I'd strongly prefer it be able to be enabled on a per-host
basis on both client and server rather than a global (that may
be the default way to treat all ciphers, but not sure).

I'd like to use it primarily for internal benchmarks, though
I suppose if the password is encrypted, one might be able to
transfer non-sensitive or pre-encrypted data over the larger
net. Virtually all of my machines seem to be cpu bound (even
though 1 pair of newer machines shouldn't be; Not quite sure
why I'm not getting more throughput there (yet).
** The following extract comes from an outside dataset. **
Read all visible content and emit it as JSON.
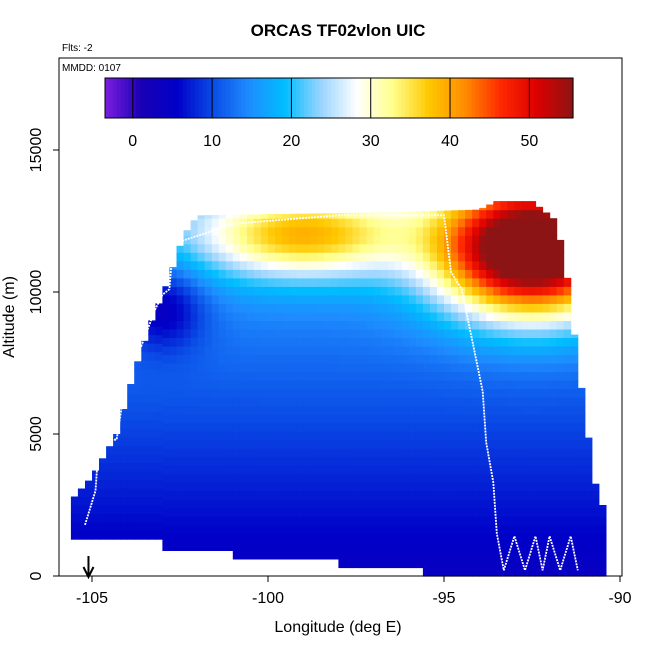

Anyway -- being able to "drop" the encryption entirely and
use a straight-through connection for the data (emphasizing
that I'd prefer not sending cleartext passwords). Keeping
the password encrypted allows wider usage across the
internet of pre-encrypted or non-sensitive, compressed
data.

(I'm sorta surprised a null algorithm hasn't already been
made available, at least for testing during development.)

Hopefully it wouldn't be thought of as a security risk with
the appropriate safeguards in place.